The Rockpile

2015-07-28 08:12:20.000 – Peter Purvis, Summit Museum Attendant

 

Over 200,000 people visit the summit of Mt. Washington in a typical year. While a number of hikers make the climb, many arrive via one of our supporting partners, the Mt. Washington Auto Road or the Mt. Washington Cog Railway. Even if you “catch a ride” to the top, you may want to do a little hiking. Living on the summit, I get a chance to do some shorter hikes in the evening and I’d like to share a few suggestions to consider for your next visit.

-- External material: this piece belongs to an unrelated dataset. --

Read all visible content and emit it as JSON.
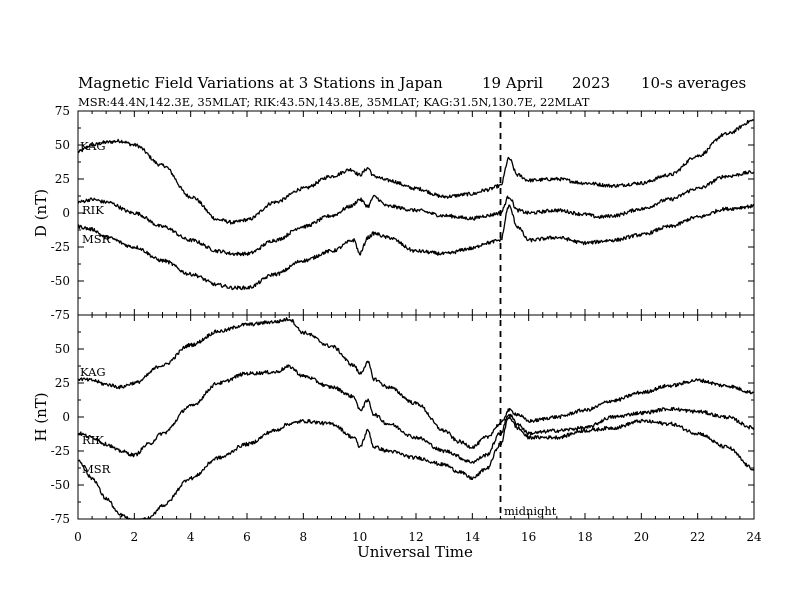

Tuckerman Ravine Trail begins at the edge of the parking area for the Mt. Washington Auto Road. You can test your balancing skills on the rugged rocks and, if you’re up for it, reach the junction with the Lion Head Trail in about 0.4 miles. No matter how far you decide to go, you’ll get some great views down toward the famous ravine and Pinkham Notch.

 

On the other side of the summit, after a short rocky stretch on the Trinity Heights Connector, you’ll find the Gulfside Trail, which is less steep and not as rocky as some of our other trails. Take a right onto Gulfside Trail. The trail crosses over the Cog Railway’s track (look both ways!) and in 0.2 miles you’ll reach the junction with the Great Gulf Trail. You can go straight onto the Great Gulf Trail or take a left to stay on Gulfside Trail. Whatever direction you choose, you’ll get some amazing views down into one of our most famous glacial cirques, The Great Gulf…which, interestingly, was originally known as the Gulf of Mexico. You’ll also see the Northern Presidentials (Mts. Jefferson, Adams, and Madison) rising steeply on the gulf’s northwest side.

 

Heading southwest off the summit, according to the AMC’s White Mountain Guide you’ll be on “. . . the oldest continuously maintained footpath in the United States. ” The Crawford Path dates back to the early 1800s. As you head down this rocky slope, you’ll see the Southern Presidentials. Mt. Monroe’s craggy summit is the first and most prominent peak, rising above the AMC’s Lakes of the Clouds Hut.

 

Of course, you don’t have to leave the summit to witness the fascinating weather and scenery that The Rockpile has to offer.

 

If you do decide to take a short hike during your visit, be sure to dress appropriately, take water, and feel free to ask for information on the weather and trail conditions. It’s always a good idea to have a trail map, even for short hikes. We have a variety of maps available at the Extreme Mt. Washington museum shop. Stop in to visit the museum and say hello! We look forward to seeing you on Mt. Washington . . . “Home of the World’s Worst Weather!”